Car park not a road

In Cavric v Willoughby City Council [2015] NSWCA 182, theCourt of Appeal (CoA) overturned the Supreme Court’s findings that a car park, owned by the Council, was a public road.

Council’s argument was that the car park was a public road by virtue of the Roads Act 1993 and as a roads authority it could invoke s45 of the Civil Liability Act 2002 to avoid liability.

That is of course if the car park was in fact a public road.

The land was acquired by Council in 1962 it being subject to a covenant, that it not be used, “for any purposes other than Public Car Parking….”.  The CoA said that this language was not consistent with any part of the land having been opened, dedicated or declared as a public road before 1962.

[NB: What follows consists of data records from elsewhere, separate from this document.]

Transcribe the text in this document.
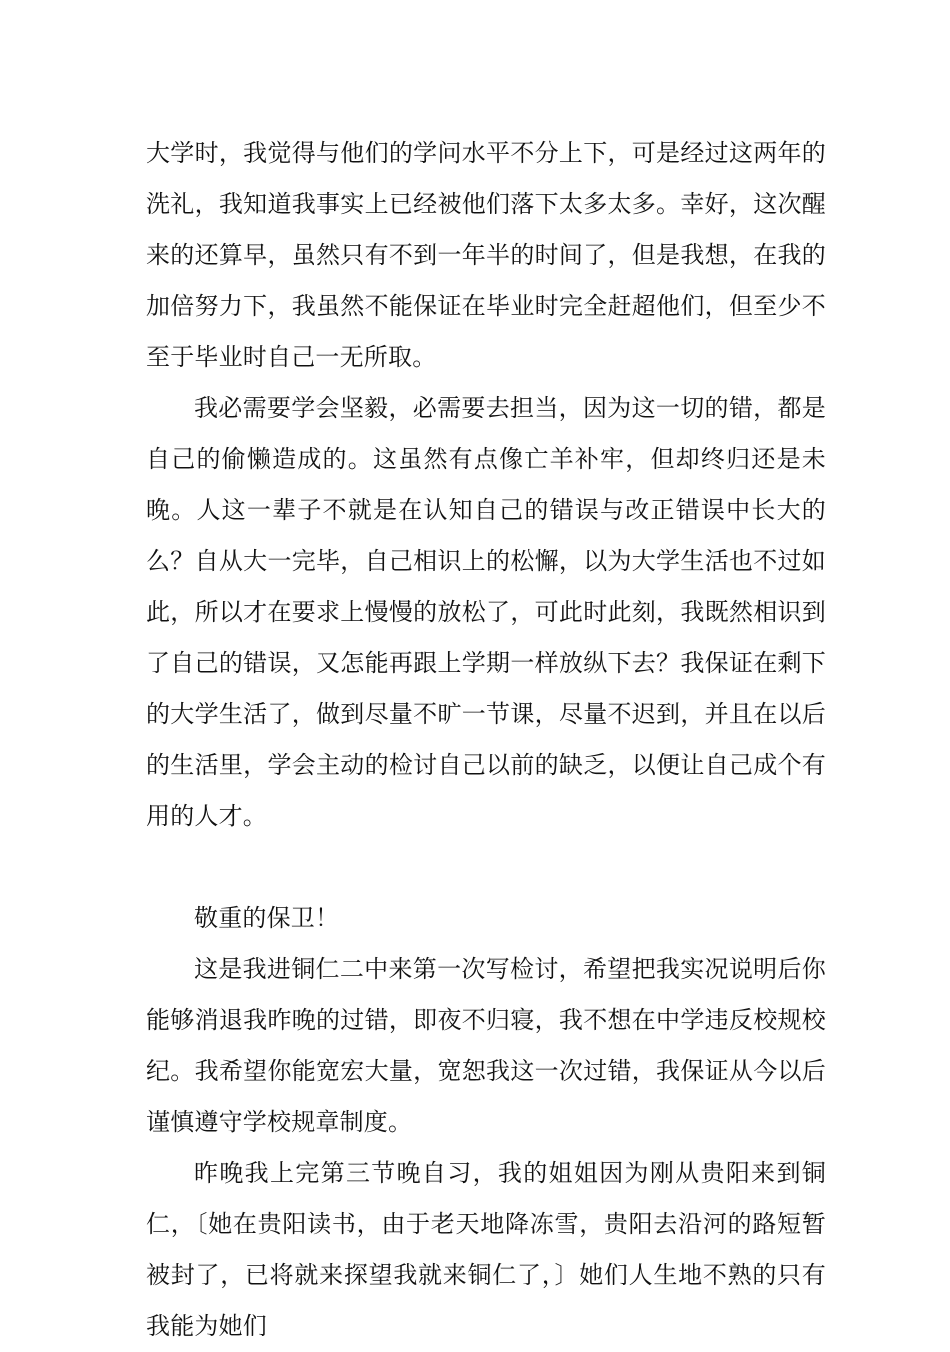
大学时，我觉得与他们的学问水平不分上下，可是经过这两年的洗礼，我知道我事实上已经被他们落下太多太多。幸好，这次醒来的还算早，虽然只有不到一年半的时间了，但是我想，在我的加倍努力下，我虽然不能保证在毕业时完全赶超他们，但至少不至于毕业时自己一无所取。

我必需要学会坚毅，必需要去担当，因为这一切的错，都是自己的偷懒造成的。这虽然有点像亡羊补牢，但却终归还是未晚。人这一辈子不就是在认知自己的错误与改正错误中长大的么？自从大一完毕，自己相识上的松懈，以为大学生活也不过如此，所以才在要求上慢慢的放松了，可此时此刻，我既然相识到了自己的错误，又怎能再跟上学期一样放纵下去？我保证在剩下的大学生活了，做到尽量不旷一节课，尽量不迟到，并且在以后的生活里，学会主动的检讨自己以前的缺乏，以便让自己成个有用的人才。

敬重的保卫！

这是我进铜仁二中来第一次写检讨，希望把我实况说明后你能够消退我昨晚的过错，即夜不归寝，我不想在中学违反校规校纪。我希望你能宽宏大量，宽恕我这一次过错，我保证从今以后谨慎遵守学校规章制度。

昨晚我上完第三节晚自习，我的姐姐因为刚从贵阳来到铜仁，〔她在贵阳读书，由于老天地降冻雪，贵阳去沿河的路短暂被封了，已将就来探望我就来铜仁了，〕她们人生地不熟的只有我能为她们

The Council however argued that by dint of the use of the land since its acquisition, the carpark was dedicated at common law or became a public road on the commencement of the Roads Act (see [11] – 19]).  The CoA did not accept either proposition.

The CoA accepted Cavric’s argument that the Council public carpark  was held in trust for public purposes and, as such, s178(b) of the Conveyancing Act 1919 provided that the land could not be presumed to be dedicated as a public road by reason only of user (see [28] – [29]).

Council alternatively argued that the car park was a public road by virtue of s249 of the Roads Act 1993 – because there was evidence to suggest that car park was used as a thoroughfare in the nature of a road.

The CoA however said that s249 did operate to fix a criteria by which an area becomes a public road.  Rather it merely provides an evidential basis for an inference to be made about the area in question for the purposes of enforcing the Roads Act. (see [20] – [25]).

In the result the Council was held to be liable for Ms Cavric’s injuries and she was awarded $285,915.00 plus costs of the appeal.


It appears that an area of land used in the nature of a road will not be public a road merely by reason of the fact that it is used by the public as such.  Therefore this case serves as a reminder that s45 of the Civil Liability Act cannot always be relied upon as a defence in circumstances where the characterisation of a road is in question.